PM's speech at the inauguration of Global Convention on Peace and Non-violence

“I am pleased to be here with all of you at this Global Convention on Peace and Non-Violence, which is inspired by the teachings of Mahatma Gandhi. My hearty greetings to all the participants. A warm welcome to all our esteemed friends from abroad. Like many of you, I often wonder: Why is it that the passage of time – indeed, the passage of over a half century now – has not reduced the relevance of Mahatma Gandhi for India and for the entire world? Why do we feel that Gandhiji’s place in history is in its future, and not in its past? The answer is obvious. Mahatma Gandhi embodied the eternal and universal values of mankind. He not only preached these values, but also lived them. In the end, like many great souls in the past, he also died for them. And in dying for them, he immortalized the message of his life.

Gandhiji devoted his life to three main causes. Two of them were largely focused on India: India’s independence from colonial rule and India’s social transformation – be it in the field of social equality, communal harmony, education, dignity of labour, and Antyodaya or the concern for the last man on the socio-economic ladder. What he did in these two areas has an enduring significance for us in India. It also has a strong appeal for many thinking people around the world.

But the kernel of his life’s message, which makes that message eternal and universal, and which made Mohandas Gandhi into a Mahatma, is Peace and Non-Violence. The immense moral force and the unwavering consistency with which he championed the imperative of peace and non-violence – both in the immediate neighbourhood and in the world at large -- brought hope to a mankind battered by wars and conflicts. Along with other champions of peace and humanism in the world, he contributed to mankind’s regaining of faith in itself.

Many people, including peace-loving people, are often tempted to think that Gandhiji’s ideal of peace is just an illusion, with no chance of ever becoming a reality. This is because, the world continues to be scarred and wounded by violence in many forms. However, the mere continuation of violence cannot negate the need for non-violence. Rather, it provides an added reason and imparts further urgency to our search for peace.

Echoing the belief of all humanistic thinkers around the world, Gandhiji insisted that violence is not the natural state of human existence. Men and societies yearn for life without violence. Their most mundane needs as well as their deepest aspirations can be fulfilled only in conditions of peace. Sometimes, nations may go to war, and some groups may fight with each other. But sooner or later, they realize the futility of bloodshed and the utility of dialogue.

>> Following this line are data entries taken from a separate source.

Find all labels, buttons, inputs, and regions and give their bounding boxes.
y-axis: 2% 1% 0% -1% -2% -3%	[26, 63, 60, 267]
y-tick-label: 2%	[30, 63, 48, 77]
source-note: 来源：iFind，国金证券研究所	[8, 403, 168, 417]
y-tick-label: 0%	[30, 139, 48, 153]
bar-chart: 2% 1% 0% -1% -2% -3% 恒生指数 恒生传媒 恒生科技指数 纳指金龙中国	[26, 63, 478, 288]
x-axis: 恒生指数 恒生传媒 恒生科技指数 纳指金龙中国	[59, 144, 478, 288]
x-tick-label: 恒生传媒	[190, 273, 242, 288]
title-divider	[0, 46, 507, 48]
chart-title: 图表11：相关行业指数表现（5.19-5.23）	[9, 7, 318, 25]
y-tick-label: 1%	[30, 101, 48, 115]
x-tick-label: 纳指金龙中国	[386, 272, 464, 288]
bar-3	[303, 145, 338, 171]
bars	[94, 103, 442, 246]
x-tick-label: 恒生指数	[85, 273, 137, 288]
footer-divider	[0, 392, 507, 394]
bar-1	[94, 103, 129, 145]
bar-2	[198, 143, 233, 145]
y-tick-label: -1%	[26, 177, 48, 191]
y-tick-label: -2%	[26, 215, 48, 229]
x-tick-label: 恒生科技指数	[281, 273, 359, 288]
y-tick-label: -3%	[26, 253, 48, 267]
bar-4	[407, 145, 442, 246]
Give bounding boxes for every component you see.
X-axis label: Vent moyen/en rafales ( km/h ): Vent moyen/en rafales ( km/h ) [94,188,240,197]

Distinguished friends, the point I wish to make is that the contest between violence and peace need not be a never-ending refrain in the song of humanity’s future. This may sound like an audacious statement, more akin to wishful thinking than to man’s historical experience. But I believe that there are certain objective factors in modern history that have strengthened the forces of peace relative to the forces of violence.

The first among these peace-enhancing objective factors is the power of democracy. When more and more people participate in the affairs of a nation and in determining what should be done and should not be done, the chances of their opting for a peaceful course are always greater than otherwise. In the latter half of the 20th century, not only has the power of democracy grown worldwide; but several international and multilateral institutions working on democratic principles have also been founded. The UN and its affiliate organizations are the most important among them. For the first time in human history, so many people, their governments and other representative organizations across the world are engaged in dialogue, interaction, cooperation, and conflict-resolution.